On Dec. 9, police cleared out the Holmes Creek Protection Camp and removed part of a protest structure that had been erected in the trees running alongside the creek in the summer. Two days later, pipeline opponents filed documents in B.C. Supreme Court aimed at halting the project.
In a video posted on Facebook, Dr. Tim Takaro, a public health physician, stated the process for approving the pipeline expansion project was “rigged” because the federal government refused to consider downstream climate impacts. The court filing, submitted on behalf of Takaro, is asking B.C. Supreme Court to halt construction due to unassessed climate damages.
“The approach differs from previous legal challenges to the TMX pipeline in that prior attempts to set aside the injunction have not raised the ‘downstream effects’ of actually burning the bitumen in the pipeline, which would add considerably more CO2 to the atmosphere than the ‘upstream’ process of extracting and transporting it,” Martin Peters, the lawyer representing the applicants, said in a news release. “The court will have to reconsider issues of irreparable harm and balancing the financial interests of Trans Mountain with the harm to the planet that follows from the use of this fuel.”
In a Dec. 18 statement, city council stated it stands in support of the land defenders who are currently acting to protect fragile riparian habitat near the Brunette River through peaceful protest and occupation of federally regulated lands, and asks that the injunction preventing this action be set aside.

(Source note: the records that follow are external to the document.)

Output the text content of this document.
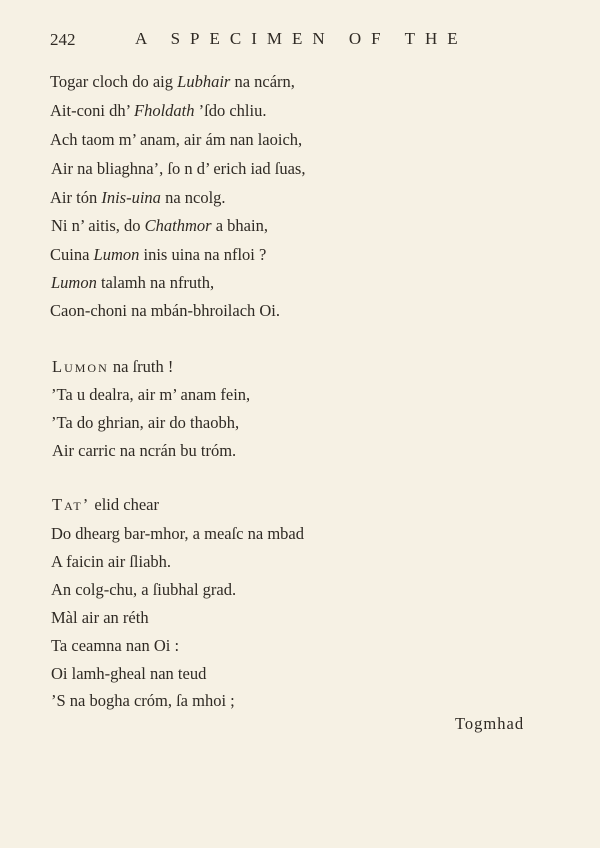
242	A SPECIMEN OF THE
Togar cloch do aig Lubhair na ncárn,
Ait-coni dh’ Fholdath ’ſdo chliu.
Ach taom m’ anam, air ám nan laoich,
Air na bliaghna’, ſo n d’ erich iad ſuas,
Air tón Inis-uina na ncolg.
Ni n’ aitis, do Chathmor a bhain,
Cuina Lumon inis uina na nfloi ?
Lumon talamh na nfruth,
Caon-choni na mbán-bhroilach Oi.
Lumon na ſruth !
’Ta u dealra, air m’ anam fein,
’Ta do ghrian, air do thaobh,
Air carric na ncrán bu tróm.
Tat’ elid chear
Do dhearg bar-mhor, a meaſc na mbad
A faicin air ſliabh.
An colg-chu, a ſiubhal grad.
Màl air an réth
Ta ceamna nan Oi :
Oi lamh-gheal nan teud
’S na bogha cróm, ſa mhoi ;
Togmhad
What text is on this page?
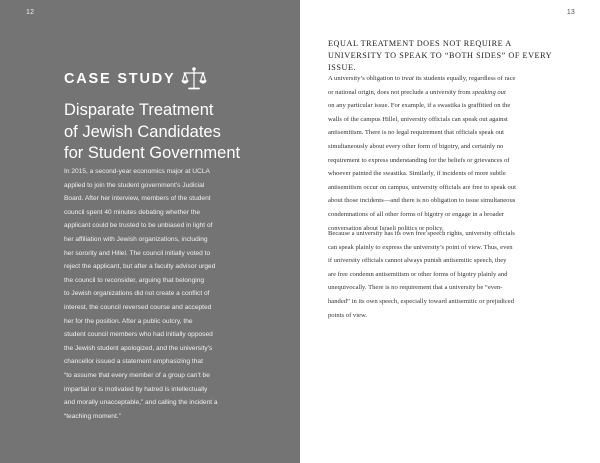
12
CASE STUDY
Disparate Treatment
of Jewish Candidates
for Student Government
In 2015, a second-year economics major at UCLA
applied to join the student government’s Judicial
Board. After her interview, members of the student
council spent 40 minutes debating whether the
applicant could be trusted to be unbiased in light of
her affiliation with Jewish organizations, including
her sorority and Hillel. The council initially voted to
reject the applicant, but after a faculty advisor urged
the council to reconsider, arguing that belonging
to Jewish organizations did not create a conflict of
interest, the council reversed course and accepted
her for the position. After a public outcry, the
student council members who had initially opposed
the Jewish student apologized, and the university’s
chancellor issued a statement emphasizing that
“to assume that every member of a group can’t be
impartial or is motivated by hatred is intellectually
and morally unacceptable,” and calling the incident a
“teaching moment.”
13
EQUAL TREATMENT DOES NOT REQUIRE A
UNIVERSITY TO SPEAK TO “BOTH SIDES” OF EVERY
ISSUE.
A university’s obligation to treat its students equally, regardless of race
or national origin, does not preclude a university from speaking out
on any particular issue. For example, if a swastika is graffitied on the
walls of the campus Hillel, university officials can speak out against
antisemitism. There is no legal requirement that officials speak out
simultaneously about every other form of bigotry, and certainly no
requirement to express understanding for the beliefs or grievances of
whoever painted the swastika. Similarly, if incidents of more subtle
antisemitism occur on campus, university officials are free to speak out
about those incidents—and there is no obligation to issue simultaneous
condemnations of all other forms of bigotry or engage in a broader
conversation about Israeli politics or policy.
Because a university has its own free speech rights, university officials
can speak plainly to express the university’s point of view. Thus, even
if university officials cannot always punish antisemitic speech, they
are free condemn antisemitism or other forms of bigotry plainly and
unequivocally. There is no requirement that a university be “even-
handed” in its own speech, especially toward antisemitic or prejudiced
points of view.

“New Westminster council continues to be concerned that the TMX project is at odds with Canada’s regulated commitments under the Paris Agreement to reduce global greenhouse gas emissions and limit global warming to well below 2, preferably to 1.5 degrees Celsius,” said council’s statement.
City council’s statement was issued a day after Trans Mountain announced it was temporarily suspending construction on the project until Jan. 4 to address safety concerns. That decision came after a contractor was seriously injured at the Burnaby construction site.

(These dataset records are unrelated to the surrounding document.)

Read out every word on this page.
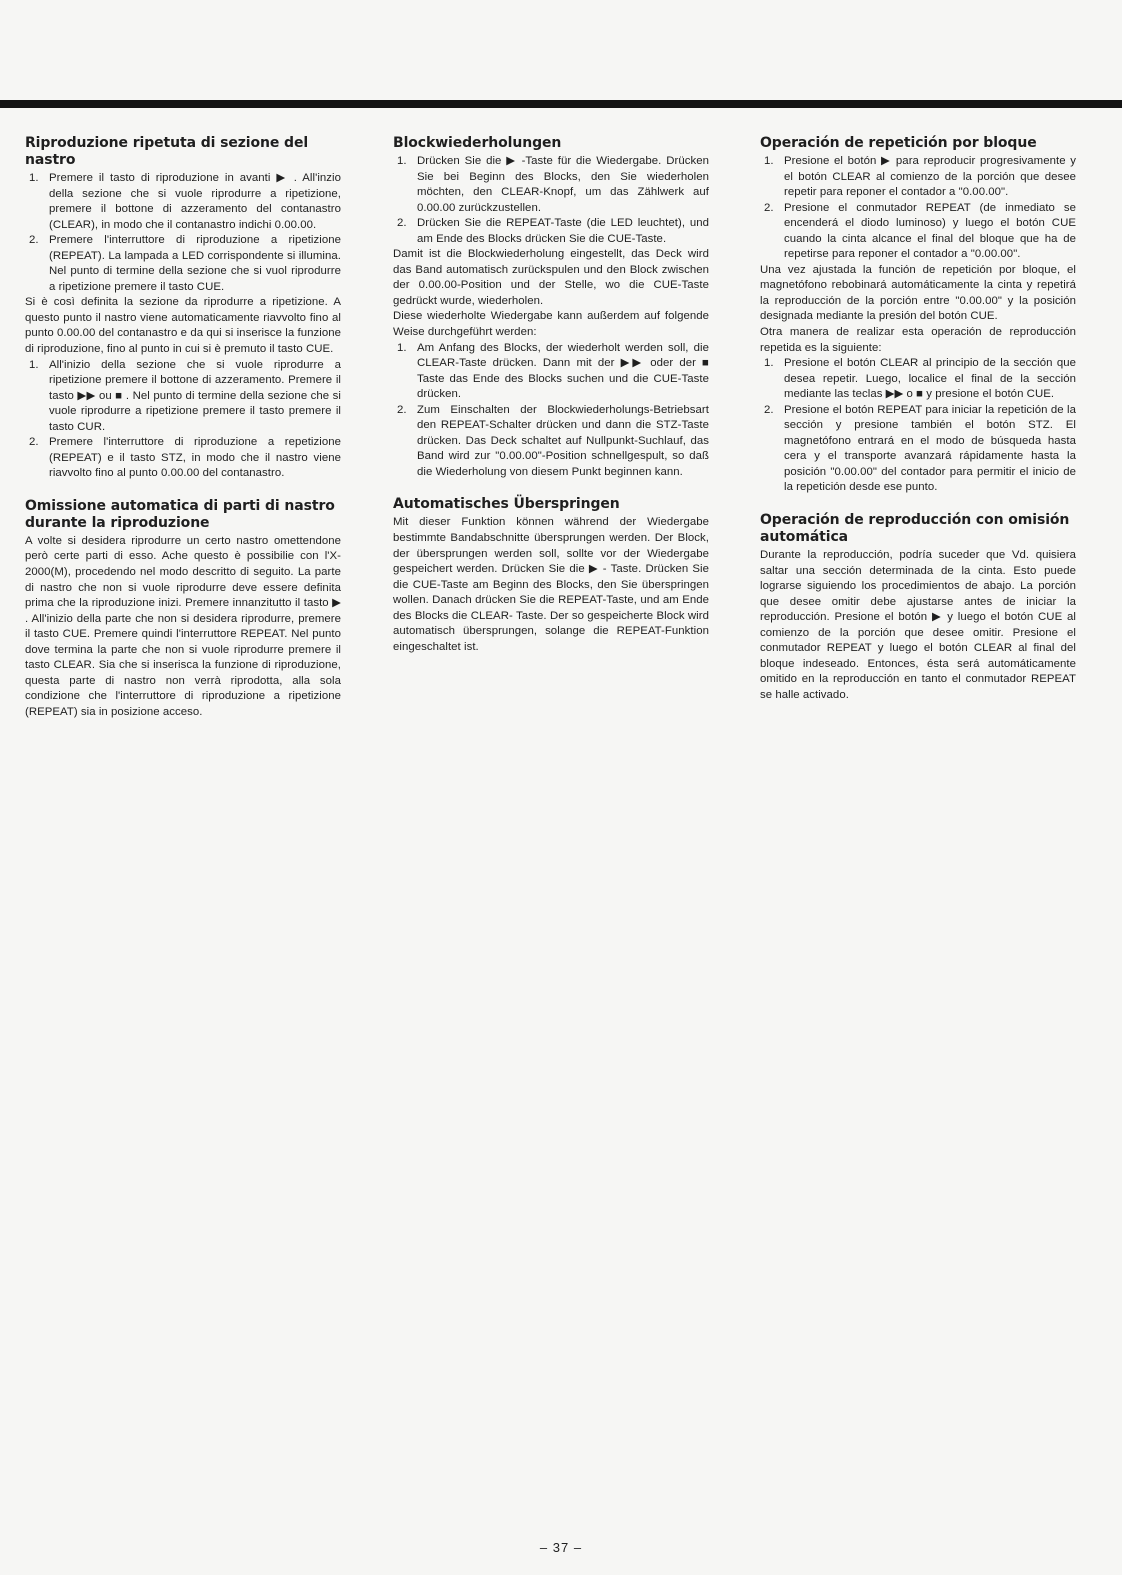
Riproduzione ripetuta di sezione del nastro
1. Premere il tasto di riproduzione in avanti ▶ . All'inzio della sezione che si vuole riprodurre a ripetizione, premere il bottone di azzeramento del contanastro (CLEAR), in modo che il contanastro indichi 0.00.00.
2. Premere l'interruttore di riproduzione a ripetizione (REPEAT). La lampada a LED corrispondente si illumina. Nel punto di termine della sezione che si vuol riprodurre a ripetizione premere il tasto CUE.

Si è così definita la sezione da riprodurre a ripetizione. A questo punto il nastro viene automaticamente riavvolto fino al punto 0.00.00 del contanastro e da qui si inserisce la funzione di riproduzione, fino al punto in cui si è premuto il tasto CUE.

1. All'inizio della sezione che si vuole riprodurre a ripetizione premere il bottone di azzeramento. Premere il tasto ▶▶ ou ■ . Nel punto di termine della sezione che si vuole riprodurre a ripetizione premere il tasto premere il tasto CUR.
2. Premere l'interruttore di riproduzione a repetizione (REPEAT) e il tasto STZ, in modo che il nastro viene riavvolto fino al punto 0.00.00 del contanastro.
Omissione automatica di parti di nastro durante la riproduzione

A volte si desidera riprodurre un certo nastro omettendone però certe parti di esso. Ache questo è possibilie con l'X-2000(M), procedendo nel modo descritto di seguito. La parte di nastro che non si vuole riprodurre deve essere definita prima che la riproduzione inizi. Premere innanzitutto il tasto ▶ . All'inizio della parte che non si desidera riprodurre, premere il tasto CUE. Premere quindi l'interruttore REPEAT. Nel punto dove termina la parte che non si vuole riprodurre premere il tasto CLEAR. Sia che si inserisca la funzione di riproduzione, questa parte di nastro non verrà riprodotta, alla sola condizione che l'interruttore di riproduzione a ripetizione (REPEAT) sia in posizione acceso.

Blockwiederholungen
1. Drücken Sie die ▶ -Taste für die Wiedergabe. Drücken Sie bei Beginn des Blocks, den Sie wiederholen möchten, den CLEAR-Knopf, um das Zählwerk auf 0.00.00 zurückzustellen.
2. Drücken Sie die REPEAT-Taste (die LED leuchtet), und am Ende des Blocks drücken Sie die CUE-Taste.

Damit ist die Blockwiederholung eingestellt, das Deck wird das Band automatisch zurückspulen und den Block zwischen der 0.00.00-Position und der Stelle, wo die CUE-Taste gedrückt wurde, wiederholen.

Diese wiederholte Wiedergabe kann außerdem auf folgende Weise durchgeführt werden:

1. Am Anfang des Blocks, der wiederholt werden soll, die CLEAR-Taste drücken. Dann mit der ▶▶ oder der ■ Taste das Ende des Blocks suchen und die CUE-Taste drücken.
2. Zum Einschalten der Blockwiederholungs-Betriebsart den REPEAT-Schalter drücken und dann die STZ-Taste drücken. Das Deck schaltet auf Nullpunkt-Suchlauf, das Band wird zur "0.00.00"-Position schnellgespult, so daß die Wiederholung von diesem Punkt beginnen kann.
Automatisches Überspringen

Mit dieser Funktion können während der Wiedergabe bestimmte Bandabschnitte übersprungen werden. Der Block, der übersprungen werden soll, sollte vor der Wiedergabe gespeichert werden. Drücken Sie die ▶ - Taste. Drücken Sie die CUE-Taste am Beginn des Blocks, den Sie überspringen wollen. Danach drücken Sie die REPEAT-Taste, und am Ende des Blocks die CLEAR- Taste. Der so gespeicherte Block wird automatisch übersprungen, solange die REPEAT-Funktion eingeschaltet ist.

Operación de repetición por bloque
1. Presione el botón ▶ para reproducir progresivamente y el botón CLEAR al comienzo de la porción que desee repetir para reponer el contador a "0.00.00".
2. Presione el conmutador REPEAT (de inmediato se encenderá el diodo luminoso) y luego el botón CUE cuando la cinta alcance el final del bloque que ha de repetirse para reponer el contador a "0.00.00".

Una vez ajustada la función de repetición por bloque, el magnetófono rebobinará automáticamente la cinta y repetirá la reproducción de la porción entre "0.00.00" y la posición designada mediante la presión del botón CUE.

Otra manera de realizar esta operación de reproducción repetida es la siguiente:

1. Presione el botón CLEAR al principio de la sección que desea repetir. Luego, localice el final de la sección mediante las teclas ▶▶ o ■ y presione el botón CUE.
2. Presione el botón REPEAT para iniciar la repetición de la sección y presione también el botón STZ. El magnetófono entrará en el modo de búsqueda hasta cera y el transporte avanzará rápidamente hasta la posición "0.00.00" del contador para permitir el inicio de la repetición desde ese punto.
Operación de reproducción con omisión automática

Durante la reproducción, podría suceder que Vd. quisiera saltar una sección determinada de la cinta. Esto puede lograrse siguiendo los procedimientos de abajo. La porción que desee omitir debe ajustarse antes de iniciar la reproducción. Presione el botón ▶ y luego el botón CUE al comienzo de la porción que desee omitir. Presione el conmutador REPEAT y luego el botón CLEAR al final del bloque indeseado. Entonces, ésta será automáticamente omitido en la reproducción en tanto el conmutador REPEAT se halle activado.

– 37 –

New Westminster’s concerns about the project date back to 2015, when it was granted intervener status in the National Energy Board hearing about the proposed pipeline expansion. At the time, the city expressed "significant concerns" about the impact that the twinning of the Trans Mountain pipeline would have on the environment, as well as the ability of first responders to deal with incidents around the pipeline.